The Origin of Billiards
(an extract taken from Norman Clare's notes, Liverpool)
Taken from Strutts 'The Sports and pastimes of the people of England'
The origin of the game of Billiards is obscure, although many efforts have been made to trace its history, always without success. One thing, however, is absolutely definite, it is an extremely old game which has gradually developed so that the present day game is completely unrecognisable from the original.
It is said that a game similar to Billiards was seen by a traveller called Anacharsis in Ancient Greece some 400 years BC. There is proof that Billiards was played during the reign of Elizabeth I as Shakespeare in the play 'Anthony & Cleopatra' has the Queen say to her maid – 'come Charmain, let us to Billiards.
The game was originally played on the ground outdoors and it is related to the game of croquet. This theory is supported by early illustrations and pictures, showing hoops and a post (similar to croquet) on the surface of the Billiards Table.
You can clearly see the similarities between the etching of 'Billiards on the Ground' and the on showing Louis XVI playing Billiards. Even the maces (used to propel the balls) are similar in shape along with the the hoop and pin
One story explaining how the game came to be called 'Billiards' relates to a pawnbroker by the name of William Kew, who, after closing his shop, would take down the three brass balls of his sign and used them to play in the yard behind his shop . His friends used to join him, saying they were going to play in Bill's Yard.

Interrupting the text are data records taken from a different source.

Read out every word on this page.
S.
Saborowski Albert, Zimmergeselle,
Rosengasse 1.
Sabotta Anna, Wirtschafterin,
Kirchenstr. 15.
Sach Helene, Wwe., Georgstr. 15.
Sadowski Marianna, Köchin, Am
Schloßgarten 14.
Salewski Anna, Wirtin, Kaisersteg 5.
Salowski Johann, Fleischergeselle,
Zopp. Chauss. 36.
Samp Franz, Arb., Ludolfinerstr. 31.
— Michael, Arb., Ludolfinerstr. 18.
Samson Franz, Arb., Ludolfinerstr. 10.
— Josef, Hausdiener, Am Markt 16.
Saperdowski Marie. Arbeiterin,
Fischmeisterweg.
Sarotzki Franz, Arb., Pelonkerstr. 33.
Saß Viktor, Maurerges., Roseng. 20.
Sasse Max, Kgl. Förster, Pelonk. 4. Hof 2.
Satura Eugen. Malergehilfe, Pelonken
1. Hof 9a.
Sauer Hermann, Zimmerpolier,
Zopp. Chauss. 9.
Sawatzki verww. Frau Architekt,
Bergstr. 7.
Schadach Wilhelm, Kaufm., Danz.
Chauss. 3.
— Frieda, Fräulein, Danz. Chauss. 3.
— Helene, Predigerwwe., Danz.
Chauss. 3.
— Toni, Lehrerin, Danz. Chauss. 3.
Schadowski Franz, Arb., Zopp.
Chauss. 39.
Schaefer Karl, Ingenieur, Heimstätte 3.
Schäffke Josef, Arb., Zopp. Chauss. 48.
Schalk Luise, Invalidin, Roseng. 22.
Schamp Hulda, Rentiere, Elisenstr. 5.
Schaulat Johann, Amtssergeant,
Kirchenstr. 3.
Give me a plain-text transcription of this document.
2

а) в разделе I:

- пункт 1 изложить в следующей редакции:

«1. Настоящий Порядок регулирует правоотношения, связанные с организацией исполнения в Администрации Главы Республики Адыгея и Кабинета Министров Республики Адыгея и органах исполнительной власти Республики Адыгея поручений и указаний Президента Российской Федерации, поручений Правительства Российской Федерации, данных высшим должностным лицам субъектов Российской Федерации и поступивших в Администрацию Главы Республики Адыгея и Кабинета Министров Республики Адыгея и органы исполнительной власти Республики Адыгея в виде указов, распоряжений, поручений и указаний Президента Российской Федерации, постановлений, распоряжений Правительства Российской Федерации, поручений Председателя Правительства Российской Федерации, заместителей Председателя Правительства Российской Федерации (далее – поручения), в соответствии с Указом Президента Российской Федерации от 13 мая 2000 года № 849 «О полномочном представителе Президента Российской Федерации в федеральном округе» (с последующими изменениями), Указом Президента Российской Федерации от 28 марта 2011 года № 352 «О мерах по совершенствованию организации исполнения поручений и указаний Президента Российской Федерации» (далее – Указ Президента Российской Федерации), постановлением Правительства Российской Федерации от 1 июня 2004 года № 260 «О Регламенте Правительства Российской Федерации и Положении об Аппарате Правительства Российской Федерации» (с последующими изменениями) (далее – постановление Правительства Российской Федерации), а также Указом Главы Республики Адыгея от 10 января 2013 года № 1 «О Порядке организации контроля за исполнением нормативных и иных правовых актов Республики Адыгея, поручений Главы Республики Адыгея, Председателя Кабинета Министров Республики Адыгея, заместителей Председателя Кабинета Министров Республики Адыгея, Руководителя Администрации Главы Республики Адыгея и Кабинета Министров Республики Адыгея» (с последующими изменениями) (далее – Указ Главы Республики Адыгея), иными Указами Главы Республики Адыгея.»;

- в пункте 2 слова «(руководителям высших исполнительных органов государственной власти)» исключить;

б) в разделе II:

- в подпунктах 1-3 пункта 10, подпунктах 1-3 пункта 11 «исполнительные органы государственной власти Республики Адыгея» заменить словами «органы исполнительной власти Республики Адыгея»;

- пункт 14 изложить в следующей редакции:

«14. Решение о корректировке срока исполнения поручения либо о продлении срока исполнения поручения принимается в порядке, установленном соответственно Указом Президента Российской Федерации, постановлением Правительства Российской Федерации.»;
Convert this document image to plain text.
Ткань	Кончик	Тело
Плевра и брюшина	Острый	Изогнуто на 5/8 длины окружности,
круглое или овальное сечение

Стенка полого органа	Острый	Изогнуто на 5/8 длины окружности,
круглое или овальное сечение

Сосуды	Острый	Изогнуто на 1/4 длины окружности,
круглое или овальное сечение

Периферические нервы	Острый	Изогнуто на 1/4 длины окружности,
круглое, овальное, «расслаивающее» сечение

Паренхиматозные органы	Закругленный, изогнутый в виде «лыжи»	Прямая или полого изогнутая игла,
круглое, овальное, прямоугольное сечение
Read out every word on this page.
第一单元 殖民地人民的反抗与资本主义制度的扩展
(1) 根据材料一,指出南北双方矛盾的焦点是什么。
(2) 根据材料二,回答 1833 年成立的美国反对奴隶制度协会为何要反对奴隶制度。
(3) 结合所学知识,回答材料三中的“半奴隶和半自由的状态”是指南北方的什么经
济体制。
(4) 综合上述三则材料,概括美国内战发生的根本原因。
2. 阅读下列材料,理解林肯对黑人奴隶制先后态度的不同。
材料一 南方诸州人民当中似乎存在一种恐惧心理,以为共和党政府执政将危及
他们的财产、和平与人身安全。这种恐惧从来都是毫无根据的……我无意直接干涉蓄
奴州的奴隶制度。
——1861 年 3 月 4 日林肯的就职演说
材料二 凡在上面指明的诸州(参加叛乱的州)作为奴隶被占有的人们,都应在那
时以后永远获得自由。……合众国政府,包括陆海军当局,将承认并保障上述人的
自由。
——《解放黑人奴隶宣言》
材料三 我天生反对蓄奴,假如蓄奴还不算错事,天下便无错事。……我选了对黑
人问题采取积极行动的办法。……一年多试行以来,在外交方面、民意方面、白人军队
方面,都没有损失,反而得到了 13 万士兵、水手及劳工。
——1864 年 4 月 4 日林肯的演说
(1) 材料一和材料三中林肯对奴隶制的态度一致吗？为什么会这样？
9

When the game was first brought indoors and raised to table height, a plain wooden rim without any form of cushioning surrounded the table to prevent the balls falling on the floor. The tables were of lightweight construction. Maces (an early form of Cue) were used to propel the balls. The balls themselves were also originally made of wood. There were no properly established rules and the dimensions of the Billiards Table itself, the size of the balls and the pocket openings etc., all varied.